In the factless and amoral era that President Trump has ushered in, it seemed certain last night that Roy Moore, the evolution denier who is haunted by pedophilia allegations, would sail into the Senate decrying that "fake news" had lost again. Surely Alabama — the most reliably conservative state where the ghost of segregationist George Wallace still pollutes the air — wouldn't reject any candidate who President Trump had touted. But the monolithic wall of GOP support cracked and Alabama sent a Democrat to the U.S. Senate for the first time in 25 years.
While this was a huge victory for progressives, the suddenly very real prospect of Trump losing Congress in 2018 is causing anxiety amongst business leaders about what might happen to the economy. As an entrepreneur who has spent the last 20 years building and selling companies, I am here to tell you that not only will America be fine if Trump loses congress in 2018, but it would be a complete positive.
It's the economy, stupid.
My company GMM Nonstick Coatings is a good proxy for the U.S. middle class because every day 40 million Americans use GMM's products in their kitchens.
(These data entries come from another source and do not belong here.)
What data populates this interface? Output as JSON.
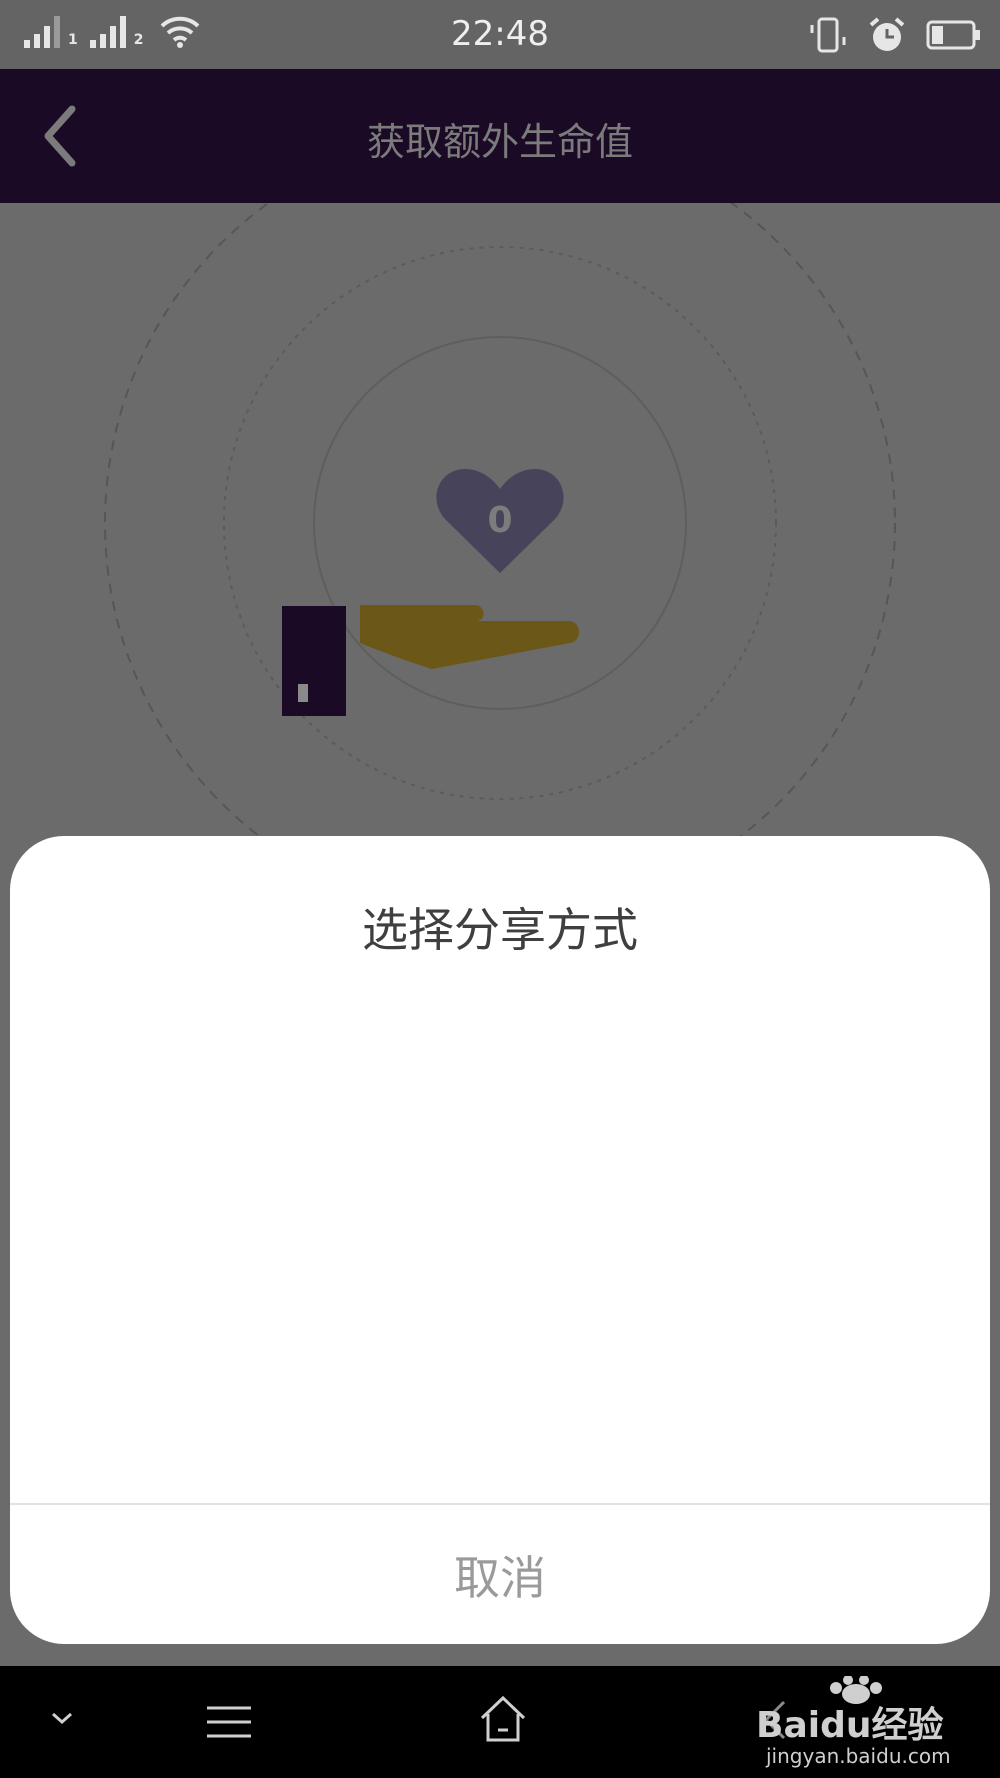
{
  "status_bar": {
    "time": "22:48",
    "sim1_label": "1",
    "sim2_label": "2",
    "icons": [
      "signal-icon",
      "wifi-icon",
      "vibrate-icon",
      "alarm-icon",
      "battery-icon"
    ],
    "battery_level": 0.25
  },
  "header": {
    "title": "获取额外生命值",
    "back_icon": "chevron-left-icon",
    "background": "#1b0a26"
  },
  "hero": {
    "heart_count": "0",
    "accent_color": "#d4a41a"
  },
  "share_sheet": {
    "title": "选择分享方式",
    "cancel_label": "取消"
  },
  "nav_bar": {
    "items": [
      "chevron-down-icon",
      "menu-icon",
      "home-icon",
      "back-icon"
    ]
  },
  "watermark": {
    "brand": "Baidu经验",
    "url": "jingyan.baidu.com"
  }
}
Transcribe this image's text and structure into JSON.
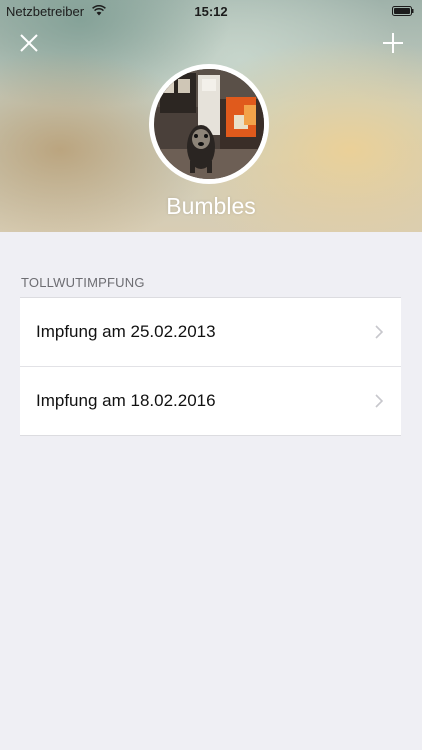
{
  "status_bar": {
    "carrier": "Netzbetreiber",
    "time": "15:12",
    "icons": [
      "wifi-icon",
      "battery-icon"
    ]
  },
  "header": {
    "close_icon": "close-icon",
    "add_icon": "plus-icon",
    "pet_name": "Bumbles",
    "avatar": "dog-photo"
  },
  "section": {
    "title": "TOLLWUTIMPFUNG",
    "items": [
      {
        "label": "Impfung am 25.02.2013",
        "icon": "chevron-right-icon"
      },
      {
        "label": "Impfung am 18.02.2016",
        "icon": "chevron-right-icon"
      }
    ]
  },
  "colors": {
    "background": "#efeff4",
    "cell": "#ffffff",
    "section_header_text": "#6d6d72",
    "chevron": "#c7c7cc"
  }
}
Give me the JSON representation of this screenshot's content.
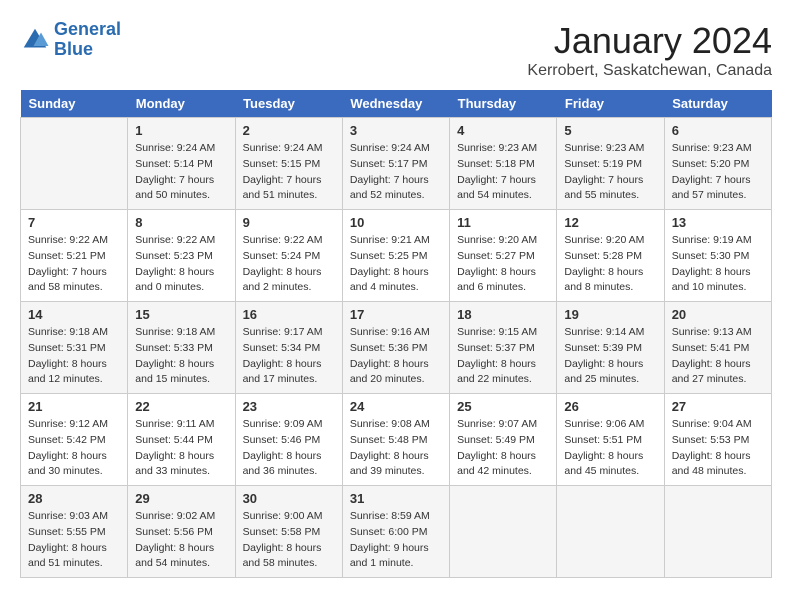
{
  "header": {
    "logo_line1": "General",
    "logo_line2": "Blue",
    "title": "January 2024",
    "location": "Kerrobert, Saskatchewan, Canada"
  },
  "days_of_week": [
    "Sunday",
    "Monday",
    "Tuesday",
    "Wednesday",
    "Thursday",
    "Friday",
    "Saturday"
  ],
  "weeks": [
    [
      {
        "day": "",
        "info": ""
      },
      {
        "day": "1",
        "info": "Sunrise: 9:24 AM\nSunset: 5:14 PM\nDaylight: 7 hours\nand 50 minutes."
      },
      {
        "day": "2",
        "info": "Sunrise: 9:24 AM\nSunset: 5:15 PM\nDaylight: 7 hours\nand 51 minutes."
      },
      {
        "day": "3",
        "info": "Sunrise: 9:24 AM\nSunset: 5:17 PM\nDaylight: 7 hours\nand 52 minutes."
      },
      {
        "day": "4",
        "info": "Sunrise: 9:23 AM\nSunset: 5:18 PM\nDaylight: 7 hours\nand 54 minutes."
      },
      {
        "day": "5",
        "info": "Sunrise: 9:23 AM\nSunset: 5:19 PM\nDaylight: 7 hours\nand 55 minutes."
      },
      {
        "day": "6",
        "info": "Sunrise: 9:23 AM\nSunset: 5:20 PM\nDaylight: 7 hours\nand 57 minutes."
      }
    ],
    [
      {
        "day": "7",
        "info": "Sunrise: 9:22 AM\nSunset: 5:21 PM\nDaylight: 7 hours\nand 58 minutes."
      },
      {
        "day": "8",
        "info": "Sunrise: 9:22 AM\nSunset: 5:23 PM\nDaylight: 8 hours\nand 0 minutes."
      },
      {
        "day": "9",
        "info": "Sunrise: 9:22 AM\nSunset: 5:24 PM\nDaylight: 8 hours\nand 2 minutes."
      },
      {
        "day": "10",
        "info": "Sunrise: 9:21 AM\nSunset: 5:25 PM\nDaylight: 8 hours\nand 4 minutes."
      },
      {
        "day": "11",
        "info": "Sunrise: 9:20 AM\nSunset: 5:27 PM\nDaylight: 8 hours\nand 6 minutes."
      },
      {
        "day": "12",
        "info": "Sunrise: 9:20 AM\nSunset: 5:28 PM\nDaylight: 8 hours\nand 8 minutes."
      },
      {
        "day": "13",
        "info": "Sunrise: 9:19 AM\nSunset: 5:30 PM\nDaylight: 8 hours\nand 10 minutes."
      }
    ],
    [
      {
        "day": "14",
        "info": "Sunrise: 9:18 AM\nSunset: 5:31 PM\nDaylight: 8 hours\nand 12 minutes."
      },
      {
        "day": "15",
        "info": "Sunrise: 9:18 AM\nSunset: 5:33 PM\nDaylight: 8 hours\nand 15 minutes."
      },
      {
        "day": "16",
        "info": "Sunrise: 9:17 AM\nSunset: 5:34 PM\nDaylight: 8 hours\nand 17 minutes."
      },
      {
        "day": "17",
        "info": "Sunrise: 9:16 AM\nSunset: 5:36 PM\nDaylight: 8 hours\nand 20 minutes."
      },
      {
        "day": "18",
        "info": "Sunrise: 9:15 AM\nSunset: 5:37 PM\nDaylight: 8 hours\nand 22 minutes."
      },
      {
        "day": "19",
        "info": "Sunrise: 9:14 AM\nSunset: 5:39 PM\nDaylight: 8 hours\nand 25 minutes."
      },
      {
        "day": "20",
        "info": "Sunrise: 9:13 AM\nSunset: 5:41 PM\nDaylight: 8 hours\nand 27 minutes."
      }
    ],
    [
      {
        "day": "21",
        "info": "Sunrise: 9:12 AM\nSunset: 5:42 PM\nDaylight: 8 hours\nand 30 minutes."
      },
      {
        "day": "22",
        "info": "Sunrise: 9:11 AM\nSunset: 5:44 PM\nDaylight: 8 hours\nand 33 minutes."
      },
      {
        "day": "23",
        "info": "Sunrise: 9:09 AM\nSunset: 5:46 PM\nDaylight: 8 hours\nand 36 minutes."
      },
      {
        "day": "24",
        "info": "Sunrise: 9:08 AM\nSunset: 5:48 PM\nDaylight: 8 hours\nand 39 minutes."
      },
      {
        "day": "25",
        "info": "Sunrise: 9:07 AM\nSunset: 5:49 PM\nDaylight: 8 hours\nand 42 minutes."
      },
      {
        "day": "26",
        "info": "Sunrise: 9:06 AM\nSunset: 5:51 PM\nDaylight: 8 hours\nand 45 minutes."
      },
      {
        "day": "27",
        "info": "Sunrise: 9:04 AM\nSunset: 5:53 PM\nDaylight: 8 hours\nand 48 minutes."
      }
    ],
    [
      {
        "day": "28",
        "info": "Sunrise: 9:03 AM\nSunset: 5:55 PM\nDaylight: 8 hours\nand 51 minutes."
      },
      {
        "day": "29",
        "info": "Sunrise: 9:02 AM\nSunset: 5:56 PM\nDaylight: 8 hours\nand 54 minutes."
      },
      {
        "day": "30",
        "info": "Sunrise: 9:00 AM\nSunset: 5:58 PM\nDaylight: 8 hours\nand 58 minutes."
      },
      {
        "day": "31",
        "info": "Sunrise: 8:59 AM\nSunset: 6:00 PM\nDaylight: 9 hours\nand 1 minute."
      },
      {
        "day": "",
        "info": ""
      },
      {
        "day": "",
        "info": ""
      },
      {
        "day": "",
        "info": ""
      }
    ]
  ]
}
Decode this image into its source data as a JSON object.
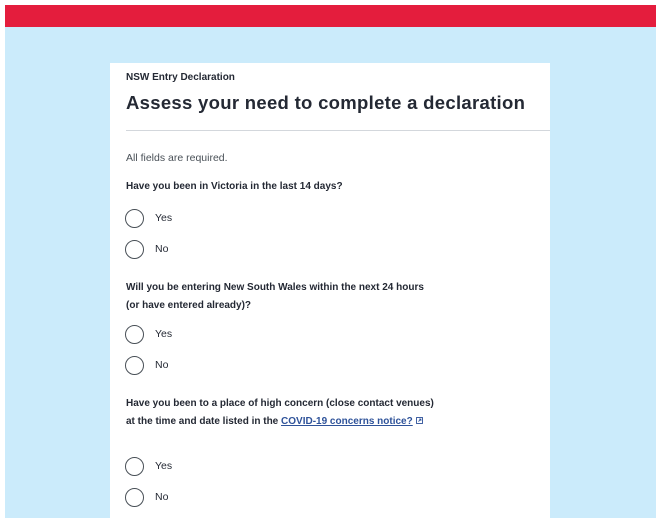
{
  "header": {
    "eyebrow": "NSW Entry Declaration",
    "title": "Assess your need to complete a declaration"
  },
  "form": {
    "required_note": "All fields are required.",
    "questions": [
      {
        "text": "Have you been in Victoria in the last 14 days?",
        "options": [
          {
            "label": "Yes",
            "selected": false
          },
          {
            "label": "No",
            "selected": false
          }
        ]
      },
      {
        "text": "Will you be entering New South Wales within the next 24 hours (or have entered already)?",
        "options": [
          {
            "label": "Yes",
            "selected": false
          },
          {
            "label": "No",
            "selected": false
          }
        ]
      },
      {
        "text_before_link": "Have you been to a place of high concern (close contact venues) at the time and date listed in the ",
        "link_text": "COVID-19 concerns notice?",
        "options": [
          {
            "label": "Yes",
            "selected": false
          },
          {
            "label": "No",
            "selected": false
          }
        ]
      }
    ]
  },
  "icons": {
    "external_link": "external-link-icon"
  },
  "colors": {
    "topbar": "#e41d3d",
    "background": "#cbebfb",
    "card": "#ffffff",
    "link": "#2e5299",
    "text": "#242934"
  }
}
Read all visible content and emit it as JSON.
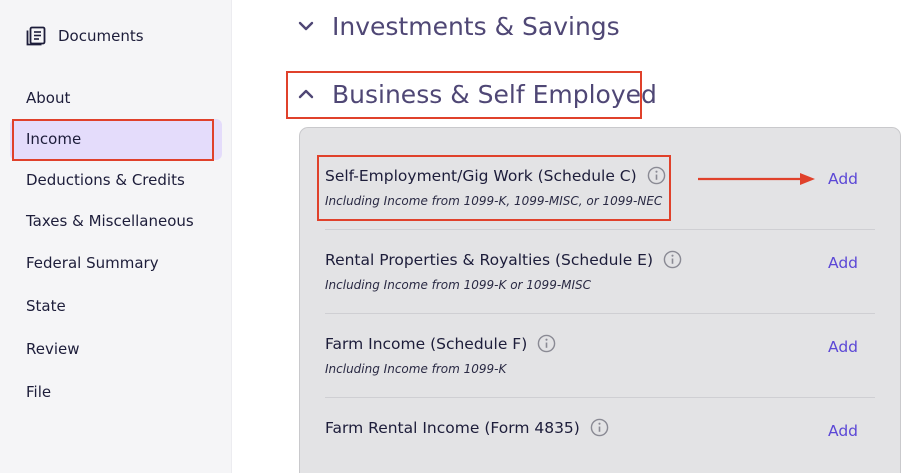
{
  "sidebar": {
    "documents_label": "Documents",
    "items": [
      {
        "label": "About"
      },
      {
        "label": "Income"
      },
      {
        "label": "Deductions & Credits"
      },
      {
        "label": "Taxes & Miscellaneous"
      },
      {
        "label": "Federal Summary"
      },
      {
        "label": "State"
      },
      {
        "label": "Review"
      },
      {
        "label": "File"
      }
    ],
    "active_item": "Income"
  },
  "sections": {
    "investments": {
      "title": "Investments & Savings",
      "icon": "chevron-down-icon"
    },
    "business": {
      "title": "Business & Self Employed",
      "icon": "chevron-up-icon"
    }
  },
  "rows": [
    {
      "title": "Self-Employment/Gig Work (Schedule C)",
      "subtitle": "Including Income from 1099-K, 1099-MISC, or 1099-NEC",
      "action": "Add"
    },
    {
      "title": "Rental Properties & Royalties (Schedule E)",
      "subtitle": "Including Income from 1099-K or 1099-MISC",
      "action": "Add"
    },
    {
      "title": "Farm Income (Schedule F)",
      "subtitle": "Including Income from 1099-K",
      "action": "Add"
    },
    {
      "title": "Farm Rental Income (Form 4835)",
      "subtitle": "",
      "action": "Add"
    }
  ],
  "colors": {
    "highlight": "#e0412b",
    "accent": "#5b47d6",
    "section_title": "#4f4775",
    "active_nav": "#e4dcfb"
  }
}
Despite all of the positive news about the stock market and deregulation from our tweeter-in-chief, GMM had a slightly down year in 2017 because the American middle class was not purchasing with the strength it used to.
This is the case with many of GMM's multi-billion dollar American clients like Newell Rubbermaid and Spectrum Brands: Their stocks (and sales) are down significantly in 2017 because consumers are burdened by record household debt, not to mention huge downward pricing pressure from online retailer Amazon.
Despite Trump's rhetoric about jobs and the economy, he is only focused on the richest Americans, and a flip in Congress will ensure compromise legislation which will help the middle class who have been stagnating for decades. History shows that the economy does best with a split congress and President (just ask Bill Clinton, who worked with neocon Newt Gingrich throughout the late 1990's boom).
Who doesn't like low taxes?
Under the current tax reform proposal from Trump that is very likely to become law, I will save a ton of money in taxes in 2018. The utter fiction of "supply side economics" is that entrepreneurs like me will take these tax savings and reinvest them in our businesses, creating new jobs. But the reality is that I (and most of my Democrat and Republican friends who run large businesses) usually take our additional savings and invest it in the stock market or in real estate, which create no jobs and only enhances our wealth further.
For this reason, while I will never complain about low taxes (and I fully support middle class tax reform), it's intellectually dishonest to say that lower corporate taxes are going to help the middle class one bit. For many business leaders and entrepreneurs like myself, we are willing to pay slightly more taxes if it helps the middle class of America (just ask Warren Buffett).